Explaining the difference between aerobic and anaerobic exercises, Dr. Elliott says, “Aerobic athletes create energy for lower intensity exercises, such as distance running, usually [at] somewhere around 70 to 75 percent of their max amount of energy. Anaerobic endurance is pushing above that percentile, creating high force energy with high intensity work, such as agility and speed drills, for extended periods of time, and then recovering fairly quickly and repeating it.”
“We don’t like our basketball players training aerobically, because it inherently makes them slower and takes away their jump,” he concludes.

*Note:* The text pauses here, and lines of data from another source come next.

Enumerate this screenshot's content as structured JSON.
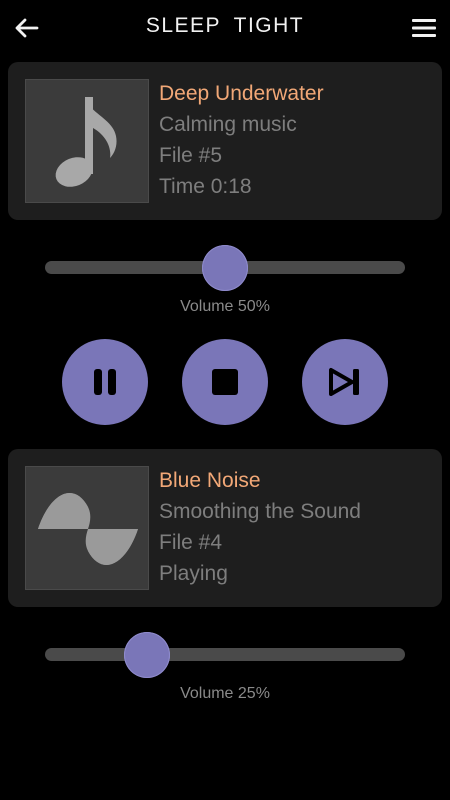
{
  "header": {
    "title": "SLEEP TIGHT",
    "back_icon": "arrow-left-icon",
    "menu_icon": "hamburger-menu-icon"
  },
  "track1": {
    "title": "Deep Underwater",
    "subtitle": "Calming music",
    "file": "File #5",
    "status": "Time 0:18",
    "art_icon": "music-note-icon"
  },
  "volume1": {
    "label": "Volume 50%",
    "value": 0.5
  },
  "controls": {
    "pause_icon": "pause-icon",
    "stop_icon": "stop-icon",
    "next_icon": "skip-next-icon"
  },
  "track2": {
    "title": "Blue Noise",
    "subtitle": "Smoothing the Sound",
    "file": "File #4",
    "status": "Playing",
    "art_icon": "sine-wave-icon"
  },
  "volume2": {
    "label": "Volume 25%",
    "value": 0.25
  },
  "colors": {
    "accent": "#7a76b8",
    "title_text": "#f2a877",
    "card_background": "#1e1e1e",
    "secondary_text": "#7e7e7e"
  }
}
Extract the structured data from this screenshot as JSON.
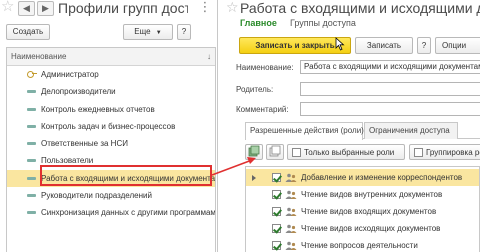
{
  "left_panel": {
    "title": "Профили групп доступа",
    "create_label": "Создать",
    "more_label": "Еще",
    "more_icon": "chevron-down-icon",
    "help_label": "?",
    "column_header": "Наименование",
    "rows": [
      {
        "label": "Администратор",
        "icon": "key-icon"
      },
      {
        "label": "Делопроизводители",
        "icon": "item-icon"
      },
      {
        "label": "Контроль ежедневных отчетов",
        "icon": "item-icon"
      },
      {
        "label": "Контроль задач и бизнес-процессов",
        "icon": "item-icon"
      },
      {
        "label": "Ответственные за НСИ",
        "icon": "item-icon"
      },
      {
        "label": "Пользователи",
        "icon": "item-icon"
      },
      {
        "label": "Работа с входящими и исходящими документами",
        "icon": "item-icon",
        "selected": true
      },
      {
        "label": "Руководители подразделений",
        "icon": "item-icon"
      },
      {
        "label": "Синхронизация данных с другими программами",
        "icon": "item-icon"
      }
    ]
  },
  "right_panel": {
    "title": "Работа с входящими и исходящими документами",
    "tabs": {
      "main": "Главное",
      "other": "Группы доступа"
    },
    "save_close_label": "Записать и закрыть",
    "save_label": "Записать",
    "help_label": "?",
    "options_label": "Опции",
    "fields": {
      "name_label": "Наименование:",
      "name_value": "Работа с входящими и исходящими документами",
      "parent_label": "Родитель:",
      "parent_value": "",
      "comment_label": "Комментарий:",
      "comment_value": ""
    },
    "inner_tabs": [
      {
        "label": "Разрешенные действия (роли)",
        "active": true
      },
      {
        "label": "Ограничения доступа",
        "active": false
      }
    ],
    "roles_toolbar": {
      "only_selected_label": "Только выбранные роли",
      "grouping_label": "Группировка ролей"
    },
    "roles": [
      {
        "label": "Добавление и изменение корреспондентов",
        "checked": true,
        "selected": true
      },
      {
        "label": "Чтение видов внутренних документов",
        "checked": true
      },
      {
        "label": "Чтение видов входящих документов",
        "checked": true
      },
      {
        "label": "Чтение видов исходящих документов",
        "checked": true
      },
      {
        "label": "Чтение вопросов деятельности",
        "checked": true
      }
    ]
  },
  "colors": {
    "accent_yellow": "#f4cf12",
    "selection": "#fae6a0",
    "highlight_red": "#e03030",
    "main_tab_green": "#2a8a2a"
  }
}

The Lateral Box Jump is one exercise Elliott prescribes for his clients in order to measure their anaerobic endurance, both before and after they start training at P3.
Lateral Box Jump
• Begin facing forward in low athletic stance on either side of a 12-inch box
• Laterally jump onto box and quickly jump down to other side
• Repeat box jump back over to start side
• Continuously jump back and forth for 1 minute
• Rest for 3 minutes
• Repeat drill on an 18-inch box
The goal of the drill is to make as many touches as possible on the box. Each jump equals 1 rep. For elite high school and college athletes, the targets are 50 touches on the 12-inch box and 40 on the 18-inch box. NBA players average over 60 and 50 touches, respectively.
If you’re unable to reach your goals, reduce rest time when performing high intensity exercises to improve your overall endurance. For example, instead of 1.5 to 2 minutes rest, reduce to 45 seconds to a minute rest time.
Coaching Points: Use your arms to help explode up onto the box // Keep body facing forward the entire time // Keep knees bent to help cushion the landing
Benefits: Elliott says, “It is a simple test for anaerobic endurance—the type a basketball player needs in order to create energy for high force movements like sprinting or cutting back and forth, then having to recover in a short period of time, then do it again, and again. That is essentially what the sport of basketball consists of.”